Следствием руководил расчетливый, здравомыслящий офицер с продолговатым лицом, выступающими скулами и резко очерченным носом. Офицера звали Хейтер, и он был начальником сыскной полиции. Ему активно помогал секретарь губернатора, юный Мид. Но Барбара с удивлением заметила в самом центре группы своего друга – учителя, которого допрашивали по поводу его собственного недавнего опыта.
В следующее
Льстиво любезный черноволосый мистер Мид в своем любопытстве был особенно вкрадчив, и Барбара совершенно необоснованно заявила самой себе, что всегда ненавидела Артура Мида.
– Насколько я понял, – говорил секретарь, – у вас имеются свои собственные веские основания полагать, что этот человек представляет опасность.

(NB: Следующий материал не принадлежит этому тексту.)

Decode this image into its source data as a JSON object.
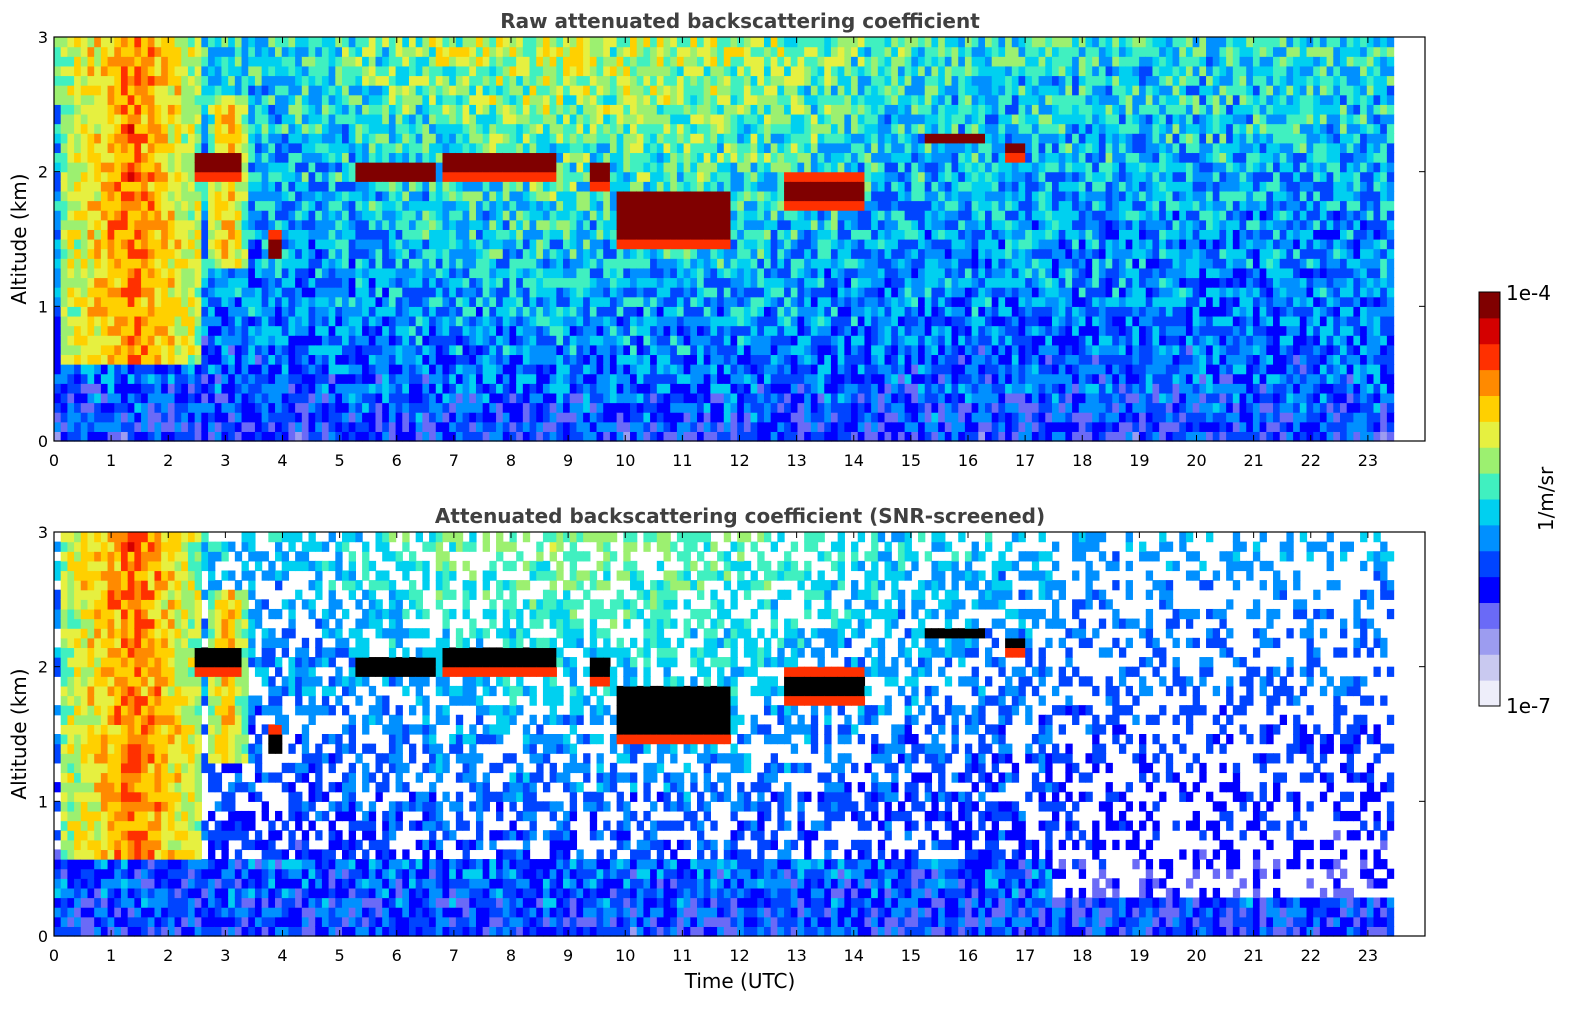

– Я всегда считал и продолжаю считать его подлецом, – угрюмо и несколько неохотно ответил Хьюм. – И я действительно немного повздорил с ним вчера вечером, но это никак не повлияло на мои взгляды. Я полагаю, что он тоже остался при своем мнении.
– Мне кажется, это все же многое меняет, – настаивал Мид. – Разве не ушел он, проклиная не только вас, но особенно губернатора? И он спустился с холма, направляясь к тому месту, где стреляли в лорда Толлбойза. Разумеется, это произошло много позже, и никто не видел стрелявшего, но преступник мог поджидать свою жертву в зарослях, а на заходе солнца подкрасться к стене.
– Видимо, сделал это, сняв пистолет с одного из оружейных деревьев, в изобилии растущих в этих рощах, – язвительно добавил учитель. – Я уверен, что, когда швырял его в заросли опунций, при нем не было ни винтовки, ни пистолета.
– Похоже, вы держите речь в его защиту, – презрительно ухмыльнувшись, заметил секретарь. – Но вы же сами называли его в высшей степени сомнительным типом.
– Я ни в коей мере не считаю его сомнительным типом, – невозмутимо ответил учитель. – На его счет у меня нет ни малейших сомнений. Я считаю его распущенным, лживым, злобным бахвалом и лицемером. Поэтому совершенно уверен, что, кто бы ни стрелял в губернатора, это сделал не он.
Полковник Хейтер проницательно прищурился, глядя на учителя, и впервые за все время подал голос:
– Ага, и что именно вы хотите этим сказать?
– Я хочу сказать то, что сказал, – отозвался Хьюм. – Подобную низость совершил не он. Именно потому, что этот мерзавец вполне на нее не способен. Агитаторы, похожие на него, никогда и ничего не делают собственными руками. Они подстрекают к этому других людей. Они собирают митинги, обходят их с протянутой шляпой, а затем исчезают, чтобы проделать то же самое где-нибудь в другом месте. В Брута или Шарлотту Корде играют совсем другие люди. Но я должен признаться в том, что существуют две небольшие улики, которые, как мне кажется, снимают с него всяческие подозрения.